“I’ll dig you out,” his friend replied, at the same time poising his bayonetted rifle for the job of scooping out enough earth to permit Tom to slip his legs out of the trap.
Harper was in that position when suddenly his eye caught something in the fallen tree which made him swerve suddenly. “You beast!” he cried, and with all the gathered force of his strong body he flung his rifle, as a primitive savage would a spear, into the nearby branches.
Tom, looking at that instant, saw the bayonet sink to the hilt in a brutal-looking German who at that instant was bringing up his gun to fire upon them. With one agonized grunt he crumbled, and then lay still; and Harper, averting his head, recovered his weapon.
Obviously the Boche had been an enemy sharp-shooter hidden in the upper branches of the tree, and until that moment had remained stunned by the force of the fall precipitated by a shell from his own lines.
Harper set to work instantly to dig Tom out, but it was not an easy job. As he lay there, virtually helpless, gazing up at the sky and at the scores of aeroplanes dashing, dodging, cruising about, he gave a gasp of astonishment which also attracted his friend’s attention.

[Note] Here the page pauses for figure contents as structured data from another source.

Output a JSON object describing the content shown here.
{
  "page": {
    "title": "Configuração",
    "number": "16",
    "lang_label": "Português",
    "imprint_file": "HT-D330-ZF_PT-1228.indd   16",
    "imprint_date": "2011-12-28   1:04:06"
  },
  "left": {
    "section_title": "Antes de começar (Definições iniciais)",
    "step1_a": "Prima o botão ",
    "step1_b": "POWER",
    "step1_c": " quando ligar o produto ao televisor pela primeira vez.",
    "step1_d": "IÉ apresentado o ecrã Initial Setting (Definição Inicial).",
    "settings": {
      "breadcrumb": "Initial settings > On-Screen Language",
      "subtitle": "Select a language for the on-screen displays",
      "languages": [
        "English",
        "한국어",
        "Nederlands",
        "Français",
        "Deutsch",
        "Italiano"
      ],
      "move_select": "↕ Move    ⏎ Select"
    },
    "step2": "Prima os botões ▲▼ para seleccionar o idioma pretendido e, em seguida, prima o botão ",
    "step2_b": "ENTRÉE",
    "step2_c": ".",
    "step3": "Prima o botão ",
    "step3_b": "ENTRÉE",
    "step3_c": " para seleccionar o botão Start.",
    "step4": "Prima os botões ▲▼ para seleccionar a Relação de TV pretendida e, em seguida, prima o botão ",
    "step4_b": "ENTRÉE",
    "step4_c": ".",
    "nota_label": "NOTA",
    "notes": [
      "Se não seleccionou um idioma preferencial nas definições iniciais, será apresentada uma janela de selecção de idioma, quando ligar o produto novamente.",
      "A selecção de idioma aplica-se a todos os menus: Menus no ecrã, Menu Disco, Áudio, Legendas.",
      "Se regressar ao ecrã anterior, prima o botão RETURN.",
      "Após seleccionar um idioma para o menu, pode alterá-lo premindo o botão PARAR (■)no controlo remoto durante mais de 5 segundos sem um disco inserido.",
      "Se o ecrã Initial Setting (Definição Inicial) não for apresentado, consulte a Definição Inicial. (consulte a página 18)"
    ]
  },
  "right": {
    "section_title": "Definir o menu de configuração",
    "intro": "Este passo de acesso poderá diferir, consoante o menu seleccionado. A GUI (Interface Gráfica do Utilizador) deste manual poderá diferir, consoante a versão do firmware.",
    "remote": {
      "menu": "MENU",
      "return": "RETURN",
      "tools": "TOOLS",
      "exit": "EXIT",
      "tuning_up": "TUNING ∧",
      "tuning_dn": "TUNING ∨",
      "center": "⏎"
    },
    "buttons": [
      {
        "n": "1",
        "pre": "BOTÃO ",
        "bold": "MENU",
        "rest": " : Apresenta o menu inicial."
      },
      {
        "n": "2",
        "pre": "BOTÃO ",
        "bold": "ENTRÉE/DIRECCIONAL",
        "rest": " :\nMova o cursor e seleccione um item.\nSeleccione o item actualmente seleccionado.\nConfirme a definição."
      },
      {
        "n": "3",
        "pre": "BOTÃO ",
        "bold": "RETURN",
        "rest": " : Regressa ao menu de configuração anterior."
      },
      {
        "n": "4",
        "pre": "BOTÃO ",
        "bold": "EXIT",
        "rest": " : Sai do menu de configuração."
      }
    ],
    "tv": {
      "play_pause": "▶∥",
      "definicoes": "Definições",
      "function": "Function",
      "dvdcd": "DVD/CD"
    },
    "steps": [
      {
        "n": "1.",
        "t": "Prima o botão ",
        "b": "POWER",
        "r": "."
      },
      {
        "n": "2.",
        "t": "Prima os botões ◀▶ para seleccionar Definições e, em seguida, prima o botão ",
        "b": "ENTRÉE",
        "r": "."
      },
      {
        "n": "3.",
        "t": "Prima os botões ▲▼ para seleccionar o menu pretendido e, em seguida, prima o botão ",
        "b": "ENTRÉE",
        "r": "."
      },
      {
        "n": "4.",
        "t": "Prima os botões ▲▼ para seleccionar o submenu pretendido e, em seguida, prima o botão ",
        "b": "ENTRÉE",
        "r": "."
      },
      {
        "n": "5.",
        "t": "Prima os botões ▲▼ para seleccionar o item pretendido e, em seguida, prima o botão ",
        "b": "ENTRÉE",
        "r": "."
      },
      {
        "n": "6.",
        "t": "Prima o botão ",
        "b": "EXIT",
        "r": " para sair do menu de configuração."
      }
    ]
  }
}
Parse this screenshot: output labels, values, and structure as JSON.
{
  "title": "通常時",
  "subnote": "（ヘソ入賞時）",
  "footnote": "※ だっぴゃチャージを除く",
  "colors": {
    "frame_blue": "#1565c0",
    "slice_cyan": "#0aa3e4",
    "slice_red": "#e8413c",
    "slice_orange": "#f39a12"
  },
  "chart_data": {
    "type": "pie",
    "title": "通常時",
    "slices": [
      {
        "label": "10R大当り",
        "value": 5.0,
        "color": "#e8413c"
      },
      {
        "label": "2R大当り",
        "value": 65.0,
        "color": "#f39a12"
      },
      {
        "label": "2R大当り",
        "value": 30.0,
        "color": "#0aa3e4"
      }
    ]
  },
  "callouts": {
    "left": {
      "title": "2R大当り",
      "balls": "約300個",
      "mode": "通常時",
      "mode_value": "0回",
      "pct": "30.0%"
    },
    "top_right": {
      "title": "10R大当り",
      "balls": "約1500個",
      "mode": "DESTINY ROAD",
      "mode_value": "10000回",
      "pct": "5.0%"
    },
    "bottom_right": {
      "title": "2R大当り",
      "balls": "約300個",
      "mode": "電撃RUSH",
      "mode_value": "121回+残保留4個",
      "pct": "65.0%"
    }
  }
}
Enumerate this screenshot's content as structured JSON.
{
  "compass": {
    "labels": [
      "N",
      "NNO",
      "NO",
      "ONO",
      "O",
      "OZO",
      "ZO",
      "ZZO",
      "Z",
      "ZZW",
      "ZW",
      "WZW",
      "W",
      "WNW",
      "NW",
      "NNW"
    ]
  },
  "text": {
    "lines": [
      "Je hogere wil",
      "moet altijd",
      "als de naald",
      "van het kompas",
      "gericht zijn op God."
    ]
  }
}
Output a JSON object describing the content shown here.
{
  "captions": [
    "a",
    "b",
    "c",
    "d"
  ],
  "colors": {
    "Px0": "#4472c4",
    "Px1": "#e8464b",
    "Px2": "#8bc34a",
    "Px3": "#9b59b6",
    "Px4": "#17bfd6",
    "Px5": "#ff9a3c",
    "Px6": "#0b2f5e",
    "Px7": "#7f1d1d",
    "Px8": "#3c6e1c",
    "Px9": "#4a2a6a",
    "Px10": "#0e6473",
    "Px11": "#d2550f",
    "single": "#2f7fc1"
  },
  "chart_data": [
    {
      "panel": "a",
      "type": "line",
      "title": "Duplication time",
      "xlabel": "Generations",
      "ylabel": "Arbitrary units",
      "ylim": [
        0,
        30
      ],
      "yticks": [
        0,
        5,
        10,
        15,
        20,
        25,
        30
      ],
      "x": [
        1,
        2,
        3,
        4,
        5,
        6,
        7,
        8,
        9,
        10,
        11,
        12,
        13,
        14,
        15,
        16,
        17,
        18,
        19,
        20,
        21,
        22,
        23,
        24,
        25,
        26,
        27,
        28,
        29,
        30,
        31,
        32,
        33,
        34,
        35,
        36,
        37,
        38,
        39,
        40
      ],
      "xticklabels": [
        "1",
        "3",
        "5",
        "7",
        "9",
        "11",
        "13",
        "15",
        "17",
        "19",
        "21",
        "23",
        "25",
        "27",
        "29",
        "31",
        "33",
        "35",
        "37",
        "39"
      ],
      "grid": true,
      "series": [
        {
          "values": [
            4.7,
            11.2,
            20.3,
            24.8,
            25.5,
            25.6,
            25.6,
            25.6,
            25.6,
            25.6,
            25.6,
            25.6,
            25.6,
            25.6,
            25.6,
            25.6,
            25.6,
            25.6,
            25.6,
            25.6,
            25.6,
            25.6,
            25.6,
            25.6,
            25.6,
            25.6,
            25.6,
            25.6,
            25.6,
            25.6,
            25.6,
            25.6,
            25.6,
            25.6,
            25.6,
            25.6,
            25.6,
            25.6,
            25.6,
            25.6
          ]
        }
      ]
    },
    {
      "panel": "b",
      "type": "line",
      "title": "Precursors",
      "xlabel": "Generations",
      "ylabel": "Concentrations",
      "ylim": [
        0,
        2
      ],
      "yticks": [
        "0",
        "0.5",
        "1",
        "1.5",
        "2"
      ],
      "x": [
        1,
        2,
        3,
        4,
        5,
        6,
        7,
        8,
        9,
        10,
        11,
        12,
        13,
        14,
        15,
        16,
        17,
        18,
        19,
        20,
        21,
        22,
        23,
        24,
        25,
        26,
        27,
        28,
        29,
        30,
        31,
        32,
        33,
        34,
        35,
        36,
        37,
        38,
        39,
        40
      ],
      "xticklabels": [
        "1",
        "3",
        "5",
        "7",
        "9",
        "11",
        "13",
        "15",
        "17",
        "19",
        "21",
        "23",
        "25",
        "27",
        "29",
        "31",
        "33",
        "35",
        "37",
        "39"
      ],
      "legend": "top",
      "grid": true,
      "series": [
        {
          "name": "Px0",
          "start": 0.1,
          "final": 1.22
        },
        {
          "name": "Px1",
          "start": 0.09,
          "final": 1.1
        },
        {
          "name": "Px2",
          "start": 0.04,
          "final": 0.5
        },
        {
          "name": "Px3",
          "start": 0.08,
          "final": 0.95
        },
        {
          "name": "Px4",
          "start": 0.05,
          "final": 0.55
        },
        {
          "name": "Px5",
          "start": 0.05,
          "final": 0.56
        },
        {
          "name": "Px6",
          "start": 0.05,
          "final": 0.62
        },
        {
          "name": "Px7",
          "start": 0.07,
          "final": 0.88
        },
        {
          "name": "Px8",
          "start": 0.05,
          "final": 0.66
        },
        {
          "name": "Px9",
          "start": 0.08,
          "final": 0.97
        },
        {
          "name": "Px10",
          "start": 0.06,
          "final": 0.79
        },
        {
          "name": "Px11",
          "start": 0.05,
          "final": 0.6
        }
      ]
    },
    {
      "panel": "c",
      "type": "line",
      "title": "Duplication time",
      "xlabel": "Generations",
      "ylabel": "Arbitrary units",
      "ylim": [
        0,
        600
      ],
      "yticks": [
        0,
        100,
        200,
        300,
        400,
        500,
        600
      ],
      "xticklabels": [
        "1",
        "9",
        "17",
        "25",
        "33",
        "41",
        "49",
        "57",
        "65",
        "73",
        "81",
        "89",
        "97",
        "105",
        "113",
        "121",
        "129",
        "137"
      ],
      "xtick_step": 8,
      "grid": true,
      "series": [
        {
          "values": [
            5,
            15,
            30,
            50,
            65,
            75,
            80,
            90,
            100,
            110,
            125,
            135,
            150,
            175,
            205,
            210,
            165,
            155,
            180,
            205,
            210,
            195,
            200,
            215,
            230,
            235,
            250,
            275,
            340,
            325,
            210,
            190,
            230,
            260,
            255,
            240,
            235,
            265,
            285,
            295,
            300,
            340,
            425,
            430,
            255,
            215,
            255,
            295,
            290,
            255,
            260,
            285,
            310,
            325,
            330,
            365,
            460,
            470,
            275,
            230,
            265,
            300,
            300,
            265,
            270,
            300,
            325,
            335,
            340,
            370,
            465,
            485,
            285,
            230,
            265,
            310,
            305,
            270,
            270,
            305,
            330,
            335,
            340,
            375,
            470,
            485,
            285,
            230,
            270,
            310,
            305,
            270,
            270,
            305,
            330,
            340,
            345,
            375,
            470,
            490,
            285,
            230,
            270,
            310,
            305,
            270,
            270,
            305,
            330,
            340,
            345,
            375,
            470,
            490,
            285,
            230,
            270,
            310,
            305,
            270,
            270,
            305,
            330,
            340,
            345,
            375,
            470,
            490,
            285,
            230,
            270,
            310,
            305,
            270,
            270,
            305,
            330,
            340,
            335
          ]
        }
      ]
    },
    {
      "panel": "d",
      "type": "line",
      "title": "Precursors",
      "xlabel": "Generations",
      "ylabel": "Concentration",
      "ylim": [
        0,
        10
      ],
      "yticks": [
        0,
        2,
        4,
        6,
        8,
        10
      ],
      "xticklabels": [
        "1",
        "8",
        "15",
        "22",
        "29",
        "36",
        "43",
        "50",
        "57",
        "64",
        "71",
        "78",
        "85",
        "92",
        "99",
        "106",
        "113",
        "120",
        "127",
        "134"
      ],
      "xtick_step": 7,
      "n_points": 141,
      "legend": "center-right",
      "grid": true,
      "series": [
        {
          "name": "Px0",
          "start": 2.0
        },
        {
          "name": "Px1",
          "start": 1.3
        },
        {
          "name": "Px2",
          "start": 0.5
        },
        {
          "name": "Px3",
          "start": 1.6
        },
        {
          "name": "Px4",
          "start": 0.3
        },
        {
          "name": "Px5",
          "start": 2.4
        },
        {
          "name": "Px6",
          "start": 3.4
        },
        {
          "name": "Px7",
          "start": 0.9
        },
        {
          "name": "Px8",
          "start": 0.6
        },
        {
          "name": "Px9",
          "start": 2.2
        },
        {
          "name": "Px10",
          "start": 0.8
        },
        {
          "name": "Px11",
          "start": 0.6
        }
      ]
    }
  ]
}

With consummate daring a Boche pilot had dodged the apparently impenetrable American air defenses, and, with half a dozen planes pursuing and attacking him, was making straight toward a big anchored observation baloon that hung motionless in the air a little to the north of where the first wave of shock troops thus far had progressed.
The tremendous pounding of the motors rose even above the din of big and little guns. From every point Allied planes were sweeping down upon the Hun machine, but before they could overtake him he had fired an incendiary bullet at the baloon with unerring aim.
As it burst into a mass of flames that were lurid, even in the now broad daylight, the two men who had been occupying it as observers jumped out. There was nothing else for them to do, and probably it was not their first parachute descent from a great height. Nevertheless Tom gave an involuntary gasp at the apparent cool courage of the men as they leaped into space, and, for a distance of fully a hundred feet, shot down with tremendous speed toward the earth until their parachutes opened up.
They landed upon the opposite side of the wood, and the men who had watched them never learned whether they escaped in safety or were killed in the inferno into which they landed.
In five minutes more Tom was free. The fight by that time had forged steadily ahead, and beyond the delay of stopping to ease the dying moments of one brave fellow with a last gulp of water, they rushed forward to join the others of their platoon.